My Experience with Club Kids

We had a run-in with club kids on our way to Mother’s labia shaping appointment.

We were stopped at a light near Sunset when a large group of kids appeared from around a cinder block wall and surrounded our car. They were all dressed as characters from a Grimm's fairy tale and they were dancing, pushing and rubbing up against our Bentley as if it were Hummer in a rap video.
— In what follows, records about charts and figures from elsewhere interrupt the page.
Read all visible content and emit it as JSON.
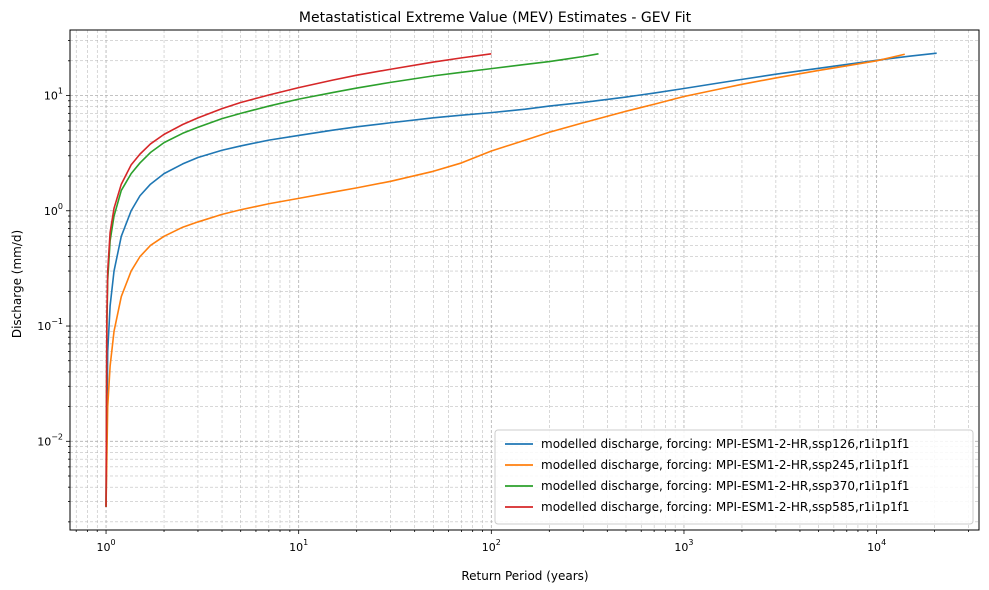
{
  "chart_data": {
    "type": "line",
    "title": "Metastatistical Extreme Value (MEV) Estimates - GEV Fit",
    "xlabel": "Return Period (years)",
    "ylabel": "Discharge (mm/d)",
    "xscale": "log",
    "yscale": "log",
    "xlim": [
      0.65,
      34000
    ],
    "ylim": [
      0.0017,
      37
    ],
    "grid": "on (major and minor, dashed)",
    "legend_position": "lower-right",
    "x_ticks": [
      {
        "value": 1,
        "base": "10",
        "exp": "0"
      },
      {
        "value": 10,
        "base": "10",
        "exp": "1"
      },
      {
        "value": 100,
        "base": "10",
        "exp": "2"
      },
      {
        "value": 1000,
        "base": "10",
        "exp": "3"
      },
      {
        "value": 10000,
        "base": "10",
        "exp": "4"
      }
    ],
    "y_ticks": [
      {
        "value": 0.01,
        "base": "10",
        "exp": "−2"
      },
      {
        "value": 0.1,
        "base": "10",
        "exp": "−1"
      },
      {
        "value": 1,
        "base": "10",
        "exp": "0"
      },
      {
        "value": 10,
        "base": "10",
        "exp": "1"
      }
    ],
    "series": [
      {
        "name": "modelled discharge, forcing: MPI-ESM1-2-HR,ssp126,r1i1p1f1",
        "color": "#1f77b4",
        "x": [
          1.0,
          1.02,
          1.05,
          1.1,
          1.2,
          1.35,
          1.5,
          1.7,
          2,
          2.5,
          3,
          4,
          5,
          7,
          10,
          15,
          20,
          30,
          50,
          70,
          100,
          150,
          200,
          300,
          500,
          700,
          1000,
          1500,
          2000,
          3000,
          5000,
          7000,
          10000,
          15000,
          20500
        ],
        "y": [
          0.0027,
          0.06,
          0.15,
          0.3,
          0.6,
          1.0,
          1.35,
          1.7,
          2.1,
          2.55,
          2.9,
          3.35,
          3.65,
          4.1,
          4.5,
          5.0,
          5.35,
          5.8,
          6.4,
          6.75,
          7.1,
          7.6,
          8.1,
          8.7,
          9.7,
          10.5,
          11.5,
          12.8,
          13.8,
          15.3,
          17.2,
          18.6,
          20.2,
          22.0,
          23.3
        ]
      },
      {
        "name": "modelled discharge, forcing: MPI-ESM1-2-HR,ssp245,r1i1p1f1",
        "color": "#ff7f0e",
        "x": [
          1.0,
          1.02,
          1.05,
          1.1,
          1.2,
          1.35,
          1.5,
          1.7,
          2,
          2.5,
          3,
          4,
          5,
          7,
          10,
          15,
          20,
          30,
          50,
          70,
          100,
          150,
          200,
          300,
          500,
          700,
          1000,
          1500,
          2000,
          3000,
          5000,
          7000,
          10000,
          14000
        ],
        "y": [
          0.0027,
          0.02,
          0.045,
          0.09,
          0.18,
          0.3,
          0.4,
          0.5,
          0.6,
          0.72,
          0.8,
          0.93,
          1.02,
          1.15,
          1.28,
          1.45,
          1.58,
          1.8,
          2.2,
          2.6,
          3.3,
          4.1,
          4.8,
          5.8,
          7.3,
          8.4,
          9.8,
          11.3,
          12.5,
          14.2,
          16.5,
          18.1,
          20.0,
          22.8
        ]
      },
      {
        "name": "modelled discharge, forcing: MPI-ESM1-2-HR,ssp370,r1i1p1f1",
        "color": "#2ca02c",
        "x": [
          1.0,
          1.01,
          1.02,
          1.05,
          1.1,
          1.2,
          1.35,
          1.5,
          1.7,
          2,
          2.5,
          3,
          4,
          5,
          7,
          10,
          15,
          20,
          30,
          50,
          70,
          100,
          150,
          200,
          250,
          300,
          360
        ],
        "y": [
          0.0027,
          0.1,
          0.25,
          0.55,
          0.9,
          1.5,
          2.1,
          2.6,
          3.2,
          3.9,
          4.7,
          5.3,
          6.3,
          7.0,
          8.1,
          9.3,
          10.6,
          11.6,
          13.0,
          14.8,
          15.9,
          17.1,
          18.6,
          19.7,
          20.8,
          21.8,
          23.0
        ]
      },
      {
        "name": "modelled discharge, forcing: MPI-ESM1-2-HR,ssp585,r1i1p1f1",
        "color": "#d62728",
        "x": [
          1.0,
          1.01,
          1.02,
          1.05,
          1.1,
          1.2,
          1.35,
          1.5,
          1.7,
          2,
          2.5,
          3,
          4,
          5,
          7,
          10,
          15,
          20,
          30,
          50,
          70,
          100
        ],
        "y": [
          0.0027,
          0.12,
          0.3,
          0.65,
          1.05,
          1.7,
          2.5,
          3.1,
          3.8,
          4.6,
          5.6,
          6.4,
          7.7,
          8.7,
          10.1,
          11.7,
          13.6,
          15.0,
          16.9,
          19.5,
          21.2,
          23.0
        ]
      }
    ]
  }
}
"Rhodes! Get us out of here!” my mother ordered, but Rhodes was still traumatized by Mexico--he gets all jittery when he's driving near pedestrians.

Last year my Mother demanded he drive us to Acapulco for the weekend. While there Rhodes ran down a couple of people as he attempted to open a pack of ketchup (I can never open those darn things). Never try to open a ketchup packet while driving.

Anyhow, the paramedics were there before I finished my fries. They patched up the people that had rolled over our hood and windshield no problem. Our car, however, suffered five thousand dollars in body work. Rhodes still feels horrible about the incident. My mother keeps telling him that he shouldn't feel bad or guilty about the whole deal but he never listens.

"Those people you ran over will live, sure they might walk with a limp for the rest of their lives, but they're alive right?"

Guilt addled, Rhodes just sat there, frozen in fear, his stubby sun-baked hands clutching the wheel; visions of Mexico swarming around his head like bees.

"Iggity, Biggity, Iggity, Iggity.” he said, his knotty head bobbing around excitedly.

"We'll be late Rhodes. Press my pistol against the window.", Mother ordered.

"Iggity, Biggity, Iggity, Iggity." Rhodes complied, producing mother's .38 from the glove box and pressing it against the window with a loud 'tap'. The pistol, a personal gift of General George S. Patton to my grandfather, cuts an unmistakable profile pressed against automotive glass.

"Iggity, Biggity, Iggity, Iggity.", he ordered.

There were a couple of screams from outside- muffled well by the airtight cavity of our Bentley. The frightened kids scattered long enough for Rhodes to speed away, leaving the yelping costumed group in a cloud of exhaust.

I watched them through the tinted rear window as we sped away and I noticed that they had almost immediately gone back to dancing. I thought that was quite odd. My mother's pistol usually elicits a more negative and lasting response, but not this time. They were having so much fun that I almost wished I could join them. I sighed.

Mother snapped me back into reality, "Look at them, bunch of drugged up larval queens. Horse tranquilizers and ecstasy-- bunch of idiots."

"Drugs are no good", she continued, "unless they're given to you by a therapist or a doctor. What you see out there are bad drugs. Don't do those." She shifted in her seat a little, her discomfort underscoring the importance of her shaping appointment.

"Last time I tried one of those kinds of drugs I woke up in a ditch with someone else's severed toe in my pocket." she lit a Mild 7--an underscore to a point well made in my mother's non-verbal vocabulary.

I continued to watch the kids as they shrank into the distance, my admiration dissolving into pity. Poor souls, they're on the road to ruin, and no matter how fun the trip the destination is always a pain in the ass.

"Hurry up Rhodes, I don't want to miss my appointment. I'm dying here.", my mother snapped as she readjusted her position on the fine leather seats.

Better to suffer on the way than to suffer once you get there I suppose.